Introducing Jupytext PyParis Binder

Looking for a demo?

That could be a solution for my usecase, thank you! I will check this out soon.

Hi, I have experiment with Jupytext a bit over the last week.

I think it suggests using .py as the source, while notebook are served as caching the output for more nicely formatted presentation.

It also comes with the ability to sync .ipynb and py where everytime you save the notebook, it updates the script (not the reverse way, you will need to run a command to do make changes in .py reflected in notebook).

So there is really 2 approaches to work:

  1. Use .py mainly, you can just open .py in notebook and use it like a notebook, save a .ipynb when you need to present your output.

  2. Use .ipynb mainly, keep a .py script always sync with the notebook. The .py keep code diff more nicely.

Which approach is better in your opinion?

It is up to your use case and taste. For me I don’t need the diff too much, and mostly want to debug notebooks in pycharm. So I prefer this approach. See this for an example.

One of the major issue for me using Jupytext is that you have run 2 scipts at the same time. Which is resource intesive when the scripts are DL stuff.
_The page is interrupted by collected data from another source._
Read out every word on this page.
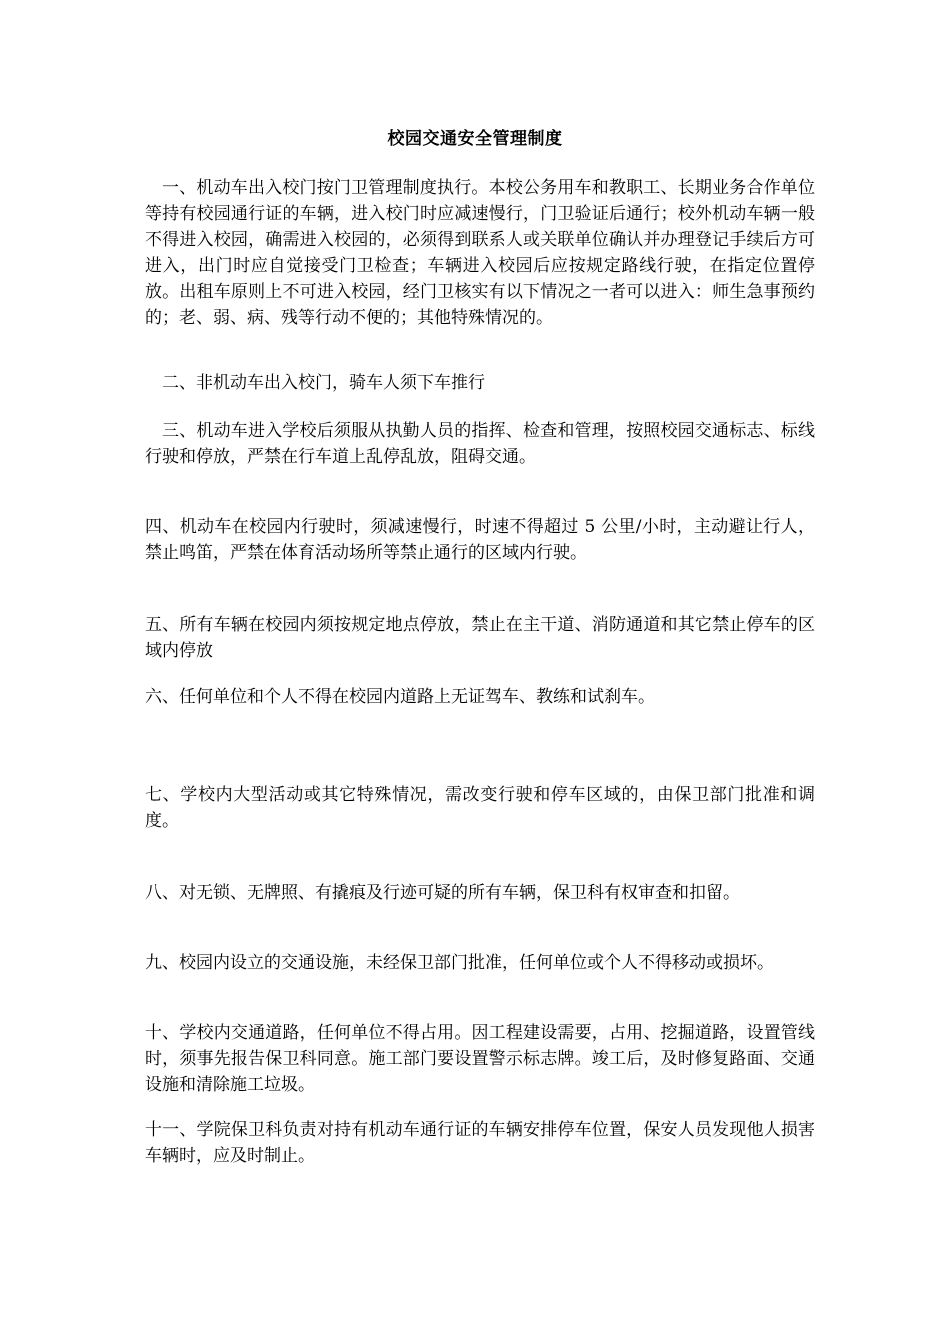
校园交通安全管理制度

一、机动车出入校门按门卫管理制度执行。本校公务用车和教职工、长期业务合作单位等持有校园通行证的车辆，进入校门时应减速慢行，门卫验证后通行；校外机动车辆一般不得进入校园，确需进入校园的，必须得到联系人或关联单位确认并办理登记手续后方可进入，出门时应自觉接受门卫检查；车辆进入校园后应按规定路线行驶，在指定位置停放。出租车原则上不可进入校园，经门卫核实有以下情况之一者可以进入：师生急事预约的；老、弱、病、残等行动不便的；其他特殊情况的。

二、非机动车出入校门，骑车人须下车推行

三、机动车进入学校后须服从执勤人员的指挥、检查和管理，按照校园交通标志、标线行驶和停放，严禁在行车道上乱停乱放，阻碍交通。

四、机动车在校园内行驶时，须减速慢行，时速不得超过 5 公里/小时，主动避让行人，禁止鸣笛，严禁在体育活动场所等禁止通行的区域内行驶。

五、所有车辆在校园内须按规定地点停放，禁止在主干道、消防通道和其它禁止停车的区域内停放

六、任何单位和个人不得在校园内道路上无证驾车、教练和试刹车。

七、学校内大型活动或其它特殊情况，需改变行驶和停车区域的，由保卫部门批准和调度。

八、对无锁、无牌照、有撬痕及行迹可疑的所有车辆，保卫科有权审查和扣留。

九、校园内设立的交通设施，未经保卫部门批准，任何单位或个人不得移动或损坏。

十、学校内交通道路，任何单位不得占用。因工程建设需要，占用、挖掘道路，设置管线时，须事先报告保卫科同意。施工部门要设置警示标志牌。竣工后，及时修复路面、交通设施和清除施工垃圾。

十一、学院保卫科负责对持有机动车通行证的车辆安排停车位置，保安人员发现他人损害车辆时，应及时制止。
So I switched to only debugging using pycharm.

Looking for putting the “Go to current running cell” into an extension.
Also I would like to create a functionality where I am jump to the “recent” / last selected cell, so I can jump back and forth between two cell.

I am not sure if this is doable with extension or this need to be done within the jupyter library directly.

If someone experience in creating extension and famliar with Jupyter, could you give me some pointers where should I focus on. I am not too familiar with JS, but I think there is quite some code snippets floating around, my job is to gather them and put into a right place.

1 Like

I like this function so much that I have build an jupyter extension. Unfortunately the PR process is rather slow. Here is my PR. The functionality was similar as what @stas built, I add a button and with an dedicate extension you can easily configure the shortcut with the nbextension configurator.

Great idea, @nok.

Unfortunately, it will not always work due to this bug in the notebook software:


So go to current running cell will take you to the first stuck cell instead forever.

I think more people need to chime in that bug report with words and not just +1s so that someone at jupyter dev will actually do something about it.

And I hope you also integrate the autoscroll with your extension too (except it has the same problem because of that bug).